As Christians we often find ourselves facing a strange dilemma? Is it really our place to judge something or someone as sinful? Let us return to the story of Joseph and Mary. Is it possible that we might need to sit down, like Joseph, and dream new dreams? As followers of Jesus, are we willing to be like Joseph and hear from an angel of the Lord? Or are we afraid that in hearing from God we will begin to question our definitions of sin and, maybe, possibly, realize that what we once thought was a sin is, in fact, no sin at all?

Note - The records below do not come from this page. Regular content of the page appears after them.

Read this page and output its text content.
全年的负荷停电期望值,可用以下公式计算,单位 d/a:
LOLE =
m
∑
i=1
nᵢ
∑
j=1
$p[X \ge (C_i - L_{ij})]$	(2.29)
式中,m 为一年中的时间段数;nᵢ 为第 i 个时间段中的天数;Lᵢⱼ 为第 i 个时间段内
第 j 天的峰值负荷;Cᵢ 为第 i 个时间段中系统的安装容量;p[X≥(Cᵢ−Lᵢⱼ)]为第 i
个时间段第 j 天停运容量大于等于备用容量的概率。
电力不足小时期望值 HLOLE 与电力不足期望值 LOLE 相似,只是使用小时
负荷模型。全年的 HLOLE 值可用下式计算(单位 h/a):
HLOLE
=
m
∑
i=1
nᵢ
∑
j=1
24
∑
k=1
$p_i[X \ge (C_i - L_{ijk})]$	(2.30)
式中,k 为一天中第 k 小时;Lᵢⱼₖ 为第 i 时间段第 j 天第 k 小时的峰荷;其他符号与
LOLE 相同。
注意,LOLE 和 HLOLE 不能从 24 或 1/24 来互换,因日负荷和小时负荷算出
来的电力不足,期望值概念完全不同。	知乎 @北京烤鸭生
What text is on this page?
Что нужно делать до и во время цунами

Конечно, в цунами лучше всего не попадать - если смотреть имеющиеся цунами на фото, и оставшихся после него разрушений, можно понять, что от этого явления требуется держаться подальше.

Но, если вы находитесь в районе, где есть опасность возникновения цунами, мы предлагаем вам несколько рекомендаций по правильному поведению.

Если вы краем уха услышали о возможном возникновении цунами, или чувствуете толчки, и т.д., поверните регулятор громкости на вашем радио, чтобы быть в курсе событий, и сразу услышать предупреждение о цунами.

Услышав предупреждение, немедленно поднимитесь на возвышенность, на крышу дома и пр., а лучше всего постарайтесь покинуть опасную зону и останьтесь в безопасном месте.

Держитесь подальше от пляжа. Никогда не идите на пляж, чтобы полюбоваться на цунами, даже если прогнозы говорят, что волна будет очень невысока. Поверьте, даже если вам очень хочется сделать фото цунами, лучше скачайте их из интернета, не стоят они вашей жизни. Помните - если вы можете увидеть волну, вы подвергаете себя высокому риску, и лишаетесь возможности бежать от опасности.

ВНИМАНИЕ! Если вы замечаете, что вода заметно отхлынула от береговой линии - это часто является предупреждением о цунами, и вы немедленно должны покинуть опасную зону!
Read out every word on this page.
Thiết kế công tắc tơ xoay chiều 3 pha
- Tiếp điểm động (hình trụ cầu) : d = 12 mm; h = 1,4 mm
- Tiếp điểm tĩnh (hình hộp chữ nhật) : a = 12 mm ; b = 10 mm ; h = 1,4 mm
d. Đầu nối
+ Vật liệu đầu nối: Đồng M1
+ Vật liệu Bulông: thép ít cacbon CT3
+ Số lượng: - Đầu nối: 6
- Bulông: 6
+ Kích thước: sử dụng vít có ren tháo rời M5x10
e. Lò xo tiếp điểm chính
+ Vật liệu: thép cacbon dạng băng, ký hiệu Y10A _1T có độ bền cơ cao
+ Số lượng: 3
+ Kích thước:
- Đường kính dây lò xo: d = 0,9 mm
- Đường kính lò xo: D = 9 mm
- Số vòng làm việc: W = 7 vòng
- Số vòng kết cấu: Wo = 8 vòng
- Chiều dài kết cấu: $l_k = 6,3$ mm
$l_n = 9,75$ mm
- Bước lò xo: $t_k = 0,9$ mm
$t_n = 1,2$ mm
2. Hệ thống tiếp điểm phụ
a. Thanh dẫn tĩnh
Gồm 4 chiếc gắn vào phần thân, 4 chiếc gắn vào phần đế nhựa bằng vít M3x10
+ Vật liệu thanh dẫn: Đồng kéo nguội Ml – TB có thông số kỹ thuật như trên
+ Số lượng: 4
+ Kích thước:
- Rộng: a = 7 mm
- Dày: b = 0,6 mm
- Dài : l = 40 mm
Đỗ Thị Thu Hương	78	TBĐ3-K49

Maybe, just maybe, as followers of Christ we ought to walk such a path of grace that we become instruments of God’s mercy and kindness. Maybe, just maybe, instead of looking for the sin in a particular person’s life or situation we might open our eyes and see God at work in the midst of it all!
Are we willing to have our thoughts and presuppositions challenged? Are we willing to have our world turned upside down? I hope so because maybe, just maybe, at the end of it all what we thought was sin is actually God being born into the world? In the midst of what appears to be sinful humanity and what appears to be sinful action, God came into the world. This is why we should ask ourselves during this Advent season for God to give us new dreams and, instead of seeing sin, we should look in the strangest, darkest of places to see where God is being born into the world. After all, didn’t God appear in the strangest place of all the first time? A virgin’s womb!
Carter, Warren. Matthew and the Margins: A Sociopolitical and Religious Reading. Maryknoll, NY: Orbis Books, 2005. Print.
Dorsett, Lyle W. A Love Observed. Wheaton: Harold Shaw Publishers, 1998. Print.
Hauerwas, Stanley. Matthew. Grand Rapids, MI: Brazos Press, 2006. Kindle Edition.
Lectionary for iPad. Version 1.2.10. 2010. Digital.
The New Revised Standard Version of the Bible. Olive Tree iPad Application. Digital.